People constructed an event to try to pressure other people into sexual activity they weren't comfortable with. I don't know if there was any sexual assault at the event, but even if there wasn't, how can we not say this is part of a culture that is committed to making self-serving guesses about the sexual consent of others.

To me, though, the ultimate thing that ought to be putting us all off about this event is that participants earned points by having sex with the judges. You don't have sex with your students, you don't have sex with your employees, you don't ask your barista out, you don't ask for sex from a position where it can be taken as an implied threat - whether you mean it as a threat or not. Again, judge at an essentially meaningless competition might not sound like a position of power, but more than half the people who find this ridiculous would be just as susceptible to that influence. Most people's heuristics tell you deference to the judge is important, even if, taking a step back, you would not value their opinion very much at all.

In an ideal world perhaps we'd all have very enlightened attitudes towards sex and having sexual competitions would be fine, or saying to your friend, "I could really use an orifice to put my penis into, mind helping me out?" would be okay. We don't live in that world, and we don't get there by pretending we already do any more than we can end systematic racial or gender discrimination by pretending it isn't there.

There is some doubt about the intent of the event, but we know that 5-10% of men commit multiple sexual assaults because of their disdain for women. Now take a man who lives his life in whatever way you live your life to end up the judge of a contest where he can award points based on the willingness of women to allow him to put his penis in their anus. Would you tend to think that makes him more or less likely to be in that 5-10%? If anyone wants to bet me $20 a judge that they have never committed sexual assault I'll be happy to take your $40 or $80.

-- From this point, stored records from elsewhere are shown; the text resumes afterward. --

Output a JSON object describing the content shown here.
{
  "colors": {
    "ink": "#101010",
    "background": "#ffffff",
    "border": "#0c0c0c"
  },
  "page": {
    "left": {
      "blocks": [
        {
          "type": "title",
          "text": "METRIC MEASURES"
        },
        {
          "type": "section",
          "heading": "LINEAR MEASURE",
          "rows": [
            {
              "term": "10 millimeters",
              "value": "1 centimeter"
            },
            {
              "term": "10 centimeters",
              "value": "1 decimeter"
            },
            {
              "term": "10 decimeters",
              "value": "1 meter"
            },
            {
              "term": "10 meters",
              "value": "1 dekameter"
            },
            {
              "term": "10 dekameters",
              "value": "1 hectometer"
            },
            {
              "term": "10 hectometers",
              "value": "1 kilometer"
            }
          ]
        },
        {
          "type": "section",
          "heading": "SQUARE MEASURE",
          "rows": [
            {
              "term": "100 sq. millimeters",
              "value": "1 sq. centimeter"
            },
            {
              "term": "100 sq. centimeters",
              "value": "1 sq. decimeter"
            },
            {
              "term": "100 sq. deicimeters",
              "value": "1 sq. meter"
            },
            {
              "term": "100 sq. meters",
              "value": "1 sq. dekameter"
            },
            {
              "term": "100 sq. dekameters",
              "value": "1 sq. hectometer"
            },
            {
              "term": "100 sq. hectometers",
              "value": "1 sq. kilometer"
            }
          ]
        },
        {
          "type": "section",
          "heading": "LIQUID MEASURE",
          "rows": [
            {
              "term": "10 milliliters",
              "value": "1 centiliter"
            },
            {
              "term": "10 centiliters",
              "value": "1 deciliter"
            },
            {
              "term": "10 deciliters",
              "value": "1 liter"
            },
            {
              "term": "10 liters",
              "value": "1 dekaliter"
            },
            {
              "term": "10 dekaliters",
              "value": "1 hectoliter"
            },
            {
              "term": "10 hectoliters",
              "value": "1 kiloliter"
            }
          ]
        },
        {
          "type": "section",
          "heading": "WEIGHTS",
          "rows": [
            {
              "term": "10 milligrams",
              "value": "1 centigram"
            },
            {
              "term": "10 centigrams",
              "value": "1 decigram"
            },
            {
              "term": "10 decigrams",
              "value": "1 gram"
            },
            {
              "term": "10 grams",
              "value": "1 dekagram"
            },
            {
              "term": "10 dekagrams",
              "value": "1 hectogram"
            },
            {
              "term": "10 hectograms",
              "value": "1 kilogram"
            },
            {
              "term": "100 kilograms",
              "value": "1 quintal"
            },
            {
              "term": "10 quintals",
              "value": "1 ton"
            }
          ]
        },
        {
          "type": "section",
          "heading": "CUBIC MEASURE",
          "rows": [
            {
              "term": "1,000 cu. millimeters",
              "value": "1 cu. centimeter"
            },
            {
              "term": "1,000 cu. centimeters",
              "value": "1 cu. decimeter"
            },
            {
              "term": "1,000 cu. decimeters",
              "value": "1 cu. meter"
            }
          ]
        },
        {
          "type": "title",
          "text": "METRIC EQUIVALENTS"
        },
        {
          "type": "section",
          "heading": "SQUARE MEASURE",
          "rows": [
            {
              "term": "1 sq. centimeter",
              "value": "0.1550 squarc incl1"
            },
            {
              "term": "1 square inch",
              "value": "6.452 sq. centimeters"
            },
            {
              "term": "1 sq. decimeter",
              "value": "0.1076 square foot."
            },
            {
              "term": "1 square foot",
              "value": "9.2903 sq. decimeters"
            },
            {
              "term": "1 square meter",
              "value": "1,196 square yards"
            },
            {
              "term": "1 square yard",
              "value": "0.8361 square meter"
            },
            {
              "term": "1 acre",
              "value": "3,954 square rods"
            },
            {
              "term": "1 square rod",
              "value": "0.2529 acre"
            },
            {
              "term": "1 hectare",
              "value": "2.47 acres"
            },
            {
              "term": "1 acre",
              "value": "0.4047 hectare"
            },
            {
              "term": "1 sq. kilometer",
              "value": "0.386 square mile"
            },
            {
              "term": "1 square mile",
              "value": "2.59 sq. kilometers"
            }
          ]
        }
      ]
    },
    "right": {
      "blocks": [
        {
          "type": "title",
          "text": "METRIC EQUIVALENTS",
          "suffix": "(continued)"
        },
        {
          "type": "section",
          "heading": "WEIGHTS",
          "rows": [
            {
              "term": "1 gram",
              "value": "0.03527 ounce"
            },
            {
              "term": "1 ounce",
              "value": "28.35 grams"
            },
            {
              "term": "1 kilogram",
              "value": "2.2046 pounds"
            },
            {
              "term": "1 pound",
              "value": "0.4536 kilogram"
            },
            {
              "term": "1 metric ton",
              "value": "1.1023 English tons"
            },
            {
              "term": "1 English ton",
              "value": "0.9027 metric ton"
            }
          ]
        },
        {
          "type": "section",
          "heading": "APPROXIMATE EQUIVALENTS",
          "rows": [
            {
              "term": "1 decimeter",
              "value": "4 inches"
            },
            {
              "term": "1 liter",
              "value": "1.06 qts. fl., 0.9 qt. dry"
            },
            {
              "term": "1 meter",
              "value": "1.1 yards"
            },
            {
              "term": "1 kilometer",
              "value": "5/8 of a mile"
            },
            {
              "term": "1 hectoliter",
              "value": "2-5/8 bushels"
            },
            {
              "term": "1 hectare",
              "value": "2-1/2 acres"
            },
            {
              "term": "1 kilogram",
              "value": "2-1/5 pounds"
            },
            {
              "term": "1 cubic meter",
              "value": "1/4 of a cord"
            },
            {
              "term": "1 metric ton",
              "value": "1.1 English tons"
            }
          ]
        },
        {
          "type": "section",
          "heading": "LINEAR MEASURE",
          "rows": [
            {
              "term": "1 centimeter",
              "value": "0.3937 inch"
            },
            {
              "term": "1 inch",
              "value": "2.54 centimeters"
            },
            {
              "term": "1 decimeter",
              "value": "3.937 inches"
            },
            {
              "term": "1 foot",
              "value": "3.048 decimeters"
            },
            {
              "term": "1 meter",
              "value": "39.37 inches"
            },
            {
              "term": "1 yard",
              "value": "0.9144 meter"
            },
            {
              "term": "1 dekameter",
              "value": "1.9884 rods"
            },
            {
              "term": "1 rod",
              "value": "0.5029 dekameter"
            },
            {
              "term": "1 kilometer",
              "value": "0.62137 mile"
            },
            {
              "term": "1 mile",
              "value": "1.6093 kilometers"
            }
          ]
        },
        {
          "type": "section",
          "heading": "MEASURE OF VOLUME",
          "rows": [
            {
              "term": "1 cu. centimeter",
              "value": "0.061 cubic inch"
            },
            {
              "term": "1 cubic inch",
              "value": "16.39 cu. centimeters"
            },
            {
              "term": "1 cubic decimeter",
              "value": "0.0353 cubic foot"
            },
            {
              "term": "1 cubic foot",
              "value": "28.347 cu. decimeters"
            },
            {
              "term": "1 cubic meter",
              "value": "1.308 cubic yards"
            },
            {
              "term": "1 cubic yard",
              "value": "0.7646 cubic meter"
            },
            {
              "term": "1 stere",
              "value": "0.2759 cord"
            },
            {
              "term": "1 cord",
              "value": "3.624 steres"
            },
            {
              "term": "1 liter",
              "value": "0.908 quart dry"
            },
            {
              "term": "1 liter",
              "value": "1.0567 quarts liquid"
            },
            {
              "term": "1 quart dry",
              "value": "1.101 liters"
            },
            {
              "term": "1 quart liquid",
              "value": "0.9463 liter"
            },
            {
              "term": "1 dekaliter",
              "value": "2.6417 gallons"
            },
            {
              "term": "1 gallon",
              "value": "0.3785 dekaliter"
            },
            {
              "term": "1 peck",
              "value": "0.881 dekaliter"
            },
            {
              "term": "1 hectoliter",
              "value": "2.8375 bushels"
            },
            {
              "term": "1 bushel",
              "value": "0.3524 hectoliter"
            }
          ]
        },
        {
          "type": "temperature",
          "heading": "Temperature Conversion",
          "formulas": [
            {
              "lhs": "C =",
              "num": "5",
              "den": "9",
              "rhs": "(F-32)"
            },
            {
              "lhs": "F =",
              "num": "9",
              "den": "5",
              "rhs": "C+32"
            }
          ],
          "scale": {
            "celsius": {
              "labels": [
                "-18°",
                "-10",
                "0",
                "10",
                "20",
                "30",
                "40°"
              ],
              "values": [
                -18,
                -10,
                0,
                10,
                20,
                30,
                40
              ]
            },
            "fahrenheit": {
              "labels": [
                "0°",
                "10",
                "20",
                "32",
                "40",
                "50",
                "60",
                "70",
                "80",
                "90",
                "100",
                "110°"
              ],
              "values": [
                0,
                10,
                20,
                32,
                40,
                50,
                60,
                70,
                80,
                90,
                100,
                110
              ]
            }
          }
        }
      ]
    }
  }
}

I could have gotten this all wrong. Maybe the entire event started with the organizers saying, "Listen up everybody, we're all here to have a fun night, and part of making sure everyone enjoys themselves is being conscious about respecting one another. Obviously the dares on this list are encouraging people to push their personal boundaries, but I don't want anyone to do anything they are uncomfortable with, or to try to pressure others into doing something they are uncomfortable with. If you start thinking you need to do something you don't want to do to make your team win, just remember that there is actually nothing on the line here - if you aren't enjoying yourself nobody is winning. And not to be a downer, but I'm serious about that no pressure thing, if I hear anyone pushing someone to do something they don't want to do I'm going to kick them out. So let's all enjoy ourselves the way we want to enjoy ourselves and respect everyone else doing the same."

I don't get that idea, though, since you'd think defenders of the crawl would have made a big deal of it.

1 comment:

  1. Hmm... Maybe it's because that feeling is too subconscious to disassemble that I have no clue what it is.